El cambio interior
A veces veo tan diáfano que ni yo misma me lo creo. Supongo que a eso se le llama iluminación o tal vez inspiración. No estoy segura. El caso es que la luz y el color son intensos en mi mente, pero no llegan a cegarme, sino que me aportan la claridad y la nitidez suficiente y necesaria para seguir adelante en los momentos más cruciales, pero con un aire diferente, renovador, mágico.
Soy de las que abraza profundamente el cambio, de esas que no temen que la torre se caiga y se desmorone, quizá porque en mi fuero interno sé que hasta la noche más oscura tiene sus días contados y que, después de esa temida caída, sólo queda la transformación, la evolución, la bendita renovación.
El cambio es constante, incesante, innegable. Y más con los años. Uno no puede evitar ver las cosas con perspectiva y con más sabiduría (gracias a Dios). En alguna parte, en alguna página de algún libro estoy segura de que existe esa ley escrita que dice que, dada una cantidad justa y adecuada de tiempo, todo muta y cambia de una forma u otra.
Y bien visto, supongo que sí, que la vida va de eso, de descubrirse uno a sí mismo metamorfoseando a través de las circunstancias, de los acontecimientos, de las relaciones y de ese sinfín de avatares por las que toda persona pasa a lo largo de su camino. Entiendo que es en ese caos cuando verdaderamente uno sabe quién es, qué quiere, cómo lo quiere y, sobre todo, de qué pasta está hecho. Y si les digo la verdad, eso me encanta. Es como el ave fénix que resurge de sus cenizas una y mil veces pero con colores más brillantes, más hermosos aún. Todo un espectáculo. Seguro que me entienden.
El cambio interior, el verdadero cambio interior, es un glorioso proceso adaptativo de nuestra mente. Básicamente se trata de una adecuación o de una acomodación de la persona al cambio que surge sí o sí. Como este cambio se da en el plano de la realidad que uno conoce, a la mente no le queda más remedio que acompañar y adaptarse. Así surge lo que vulgarmente llamaríamos “un nuevo yo”. Y a pesar de los miedos y de las infinitas resistencias que surgen frente a esa mutación, siendo honestos, al final no queda más remedio que abrazar el acontecimiento y aceptar todas sus bendiciones. Porque las tiene. Y muchas. Aquí, cualquiera de cierta edad diría eso de “no hay mal que por bien no venga”. Y estoy con él.

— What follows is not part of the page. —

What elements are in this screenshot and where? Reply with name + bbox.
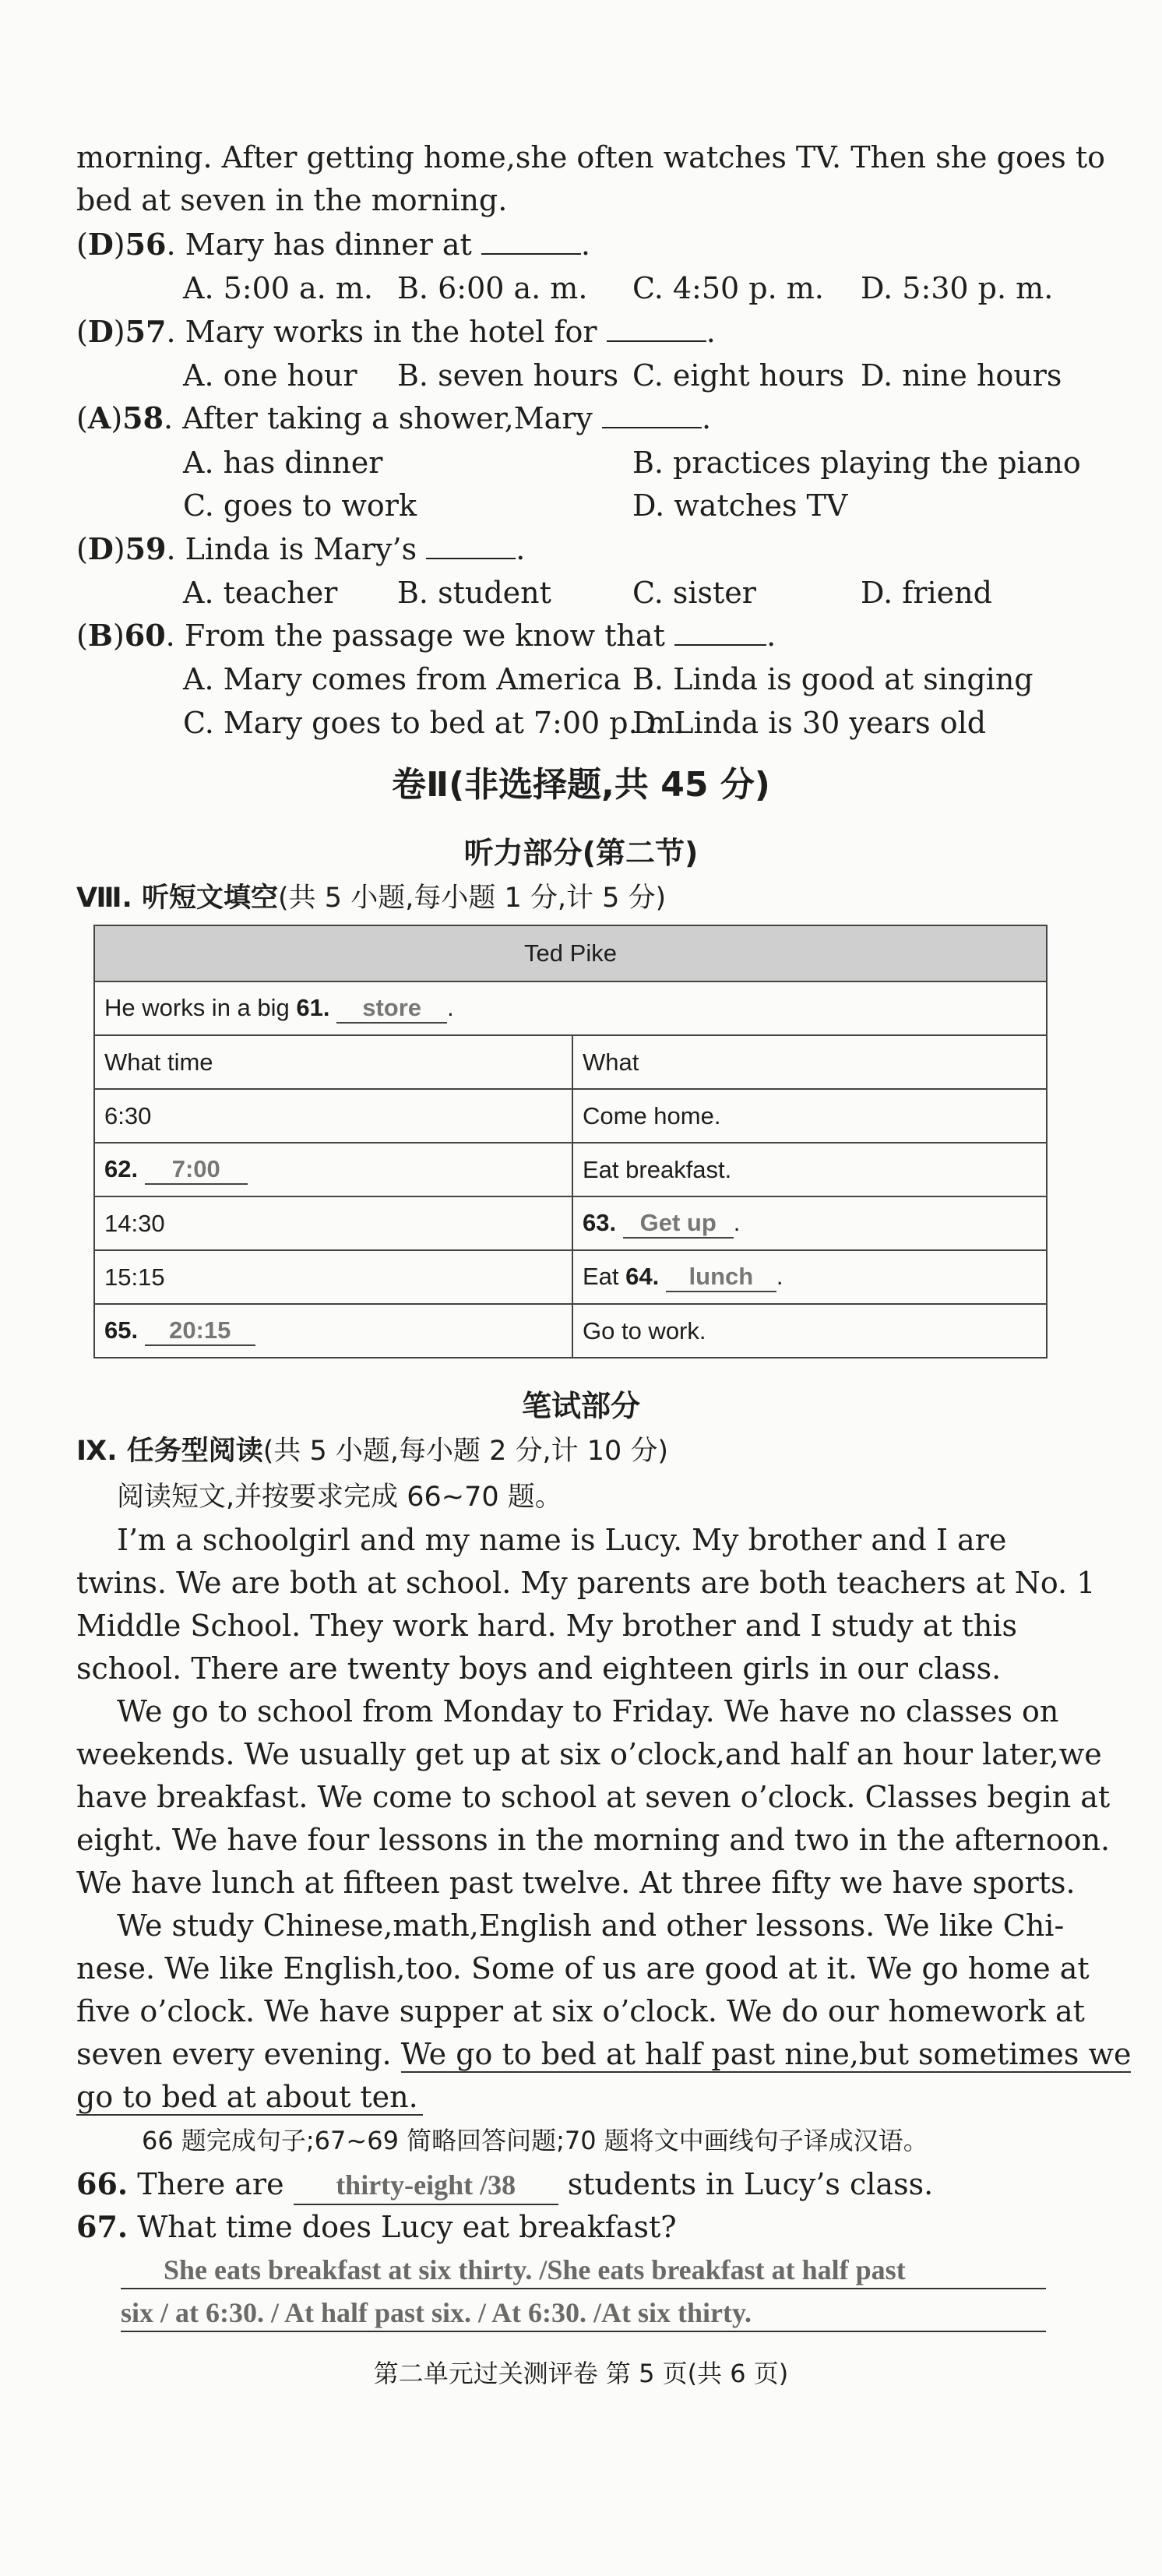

No puedo obviar el hecho de que el proceso es costoso -física y emocionalmente-, así como doloroso y hasta pesado en muchas ocasiones. Pero como casi todo en el ser humano. Y sinceramente, después de todo creo que merece la pena, que es un recorrido necesario para la propia evolución personal. Además, los cambios son en sí mismos un maravilloso acto de valentía y honestidad. Algo de lo que estar orgulloso. Se necesitan agallas y grandes dosis de arrojo para enfrentar los cambios y todo lo que ello conlleva: miedo, incertidumbre, angustia, tensión...
Si aprendemos a ser flexibles y llegamos a entender que todo en la vida se transforma y que todo cambia como parte inevitable de nuestra propia existencia y de nuestra propia naturaleza, entonces dejaremos de ver los cambios como esos horribles e insuperables obstáculos cuya única pretensión es desbaratar nuestros planes. Sólo así alcanzaremos una auténtica libertad, porque entonces seremos conocedores de que, pase lo que pase, tendremos el coraje suficiente como para afrontarlo y no sólo eso, sino para disfrutar del proceso y ver la nueva versión de uno mismo al final de ese camino. ¿Y acaso no es eso memorable?